Of course, a credible Japanese version of the SEC might fulfill that role. Although their proposal faces long odds, Tomita and Shiozaki have picked up some important support. In May Japan's largest big-business federation, Keidanren, (renamed Nippon Keidanren after a recent merger), endorsed the concept of a "Japan SEC" to act as a stock market watchdog and supervisor of disclosure by listed companies. It, too, wants these functions separated from the FSA and assigned to an independent body with a private sector head appointed by the prime minister. Another influential backer: the American Chamber of Commerce in Japan, which in September asked the government to create a "genuinely independent" securities market regulator to protect investors. Among its other points, the ACCJ notes that an SEC-style regulator would help channel more of Japan's ¥14 trillion of household savings into productive investment. At present 55 percent of these savings sits in bank accounts. Shiozaki says he's further encouraged by the fact that he's getting progressively more favorable soundings from senior ministers about the idea.
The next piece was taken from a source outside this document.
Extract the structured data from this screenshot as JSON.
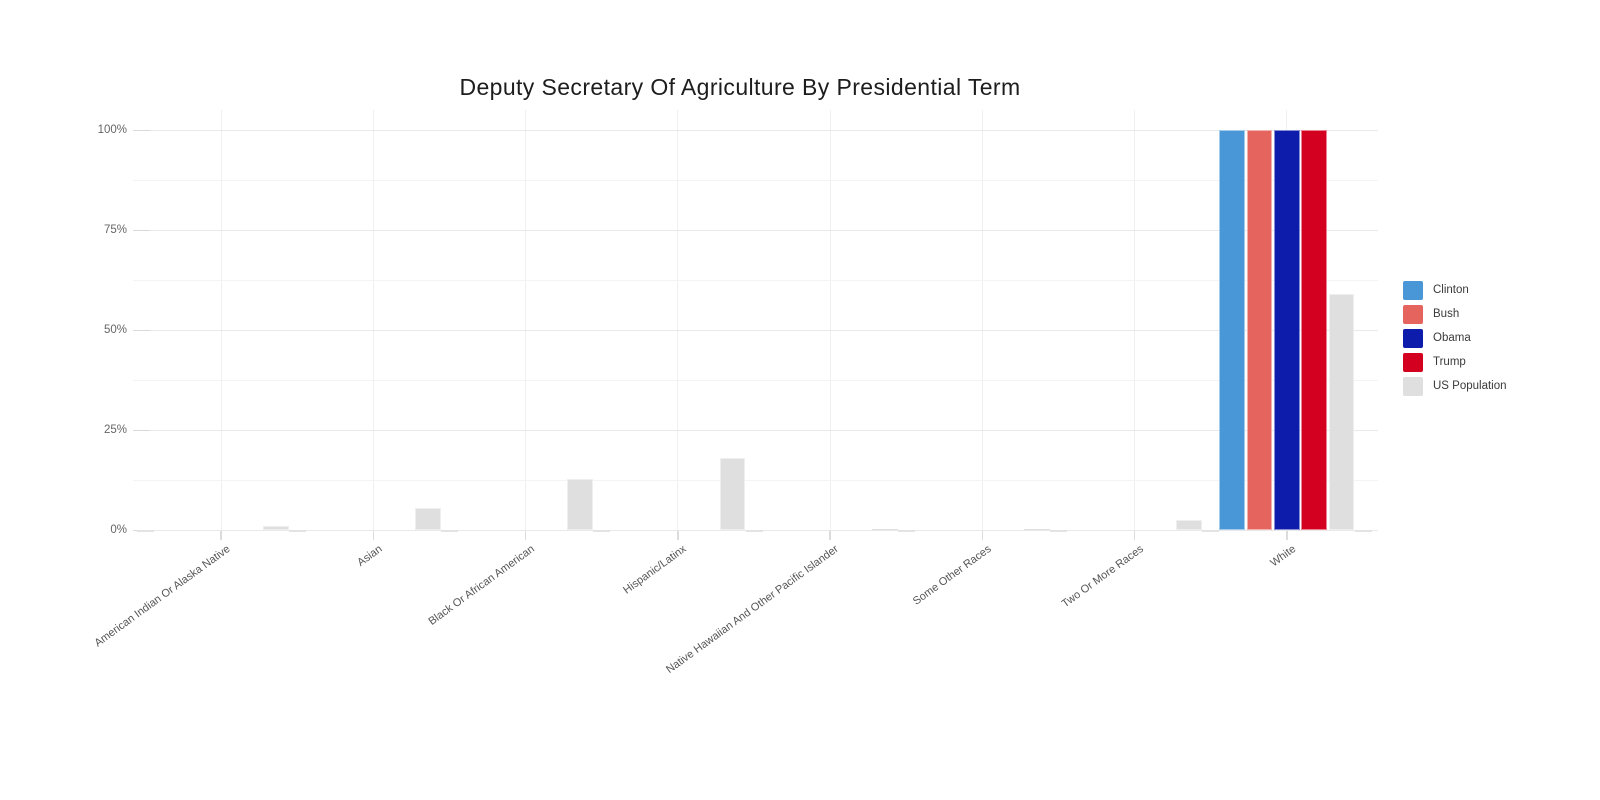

Will it happen? A number of critics think it's impractical to expect politicians and taxpayers to support a huge new agency and hire thousands of regulators with Japan in such straitened circumstances. And because bank reform is so urgent, it will be late 2003 at the earliest before the creation of a securities regulator gets a full hearing, say those who are tracking its progress. Undeterred, Tomita says there's little choice but to embrace changes even if the government drags its feet: "Japan has become an economic superpower, but [many of] its systems and structures are that of a fourth-grade state. We have to change . . . to match our status. But bureaucrats show no sign of changing the status quo."

They may have met their match in Tomita.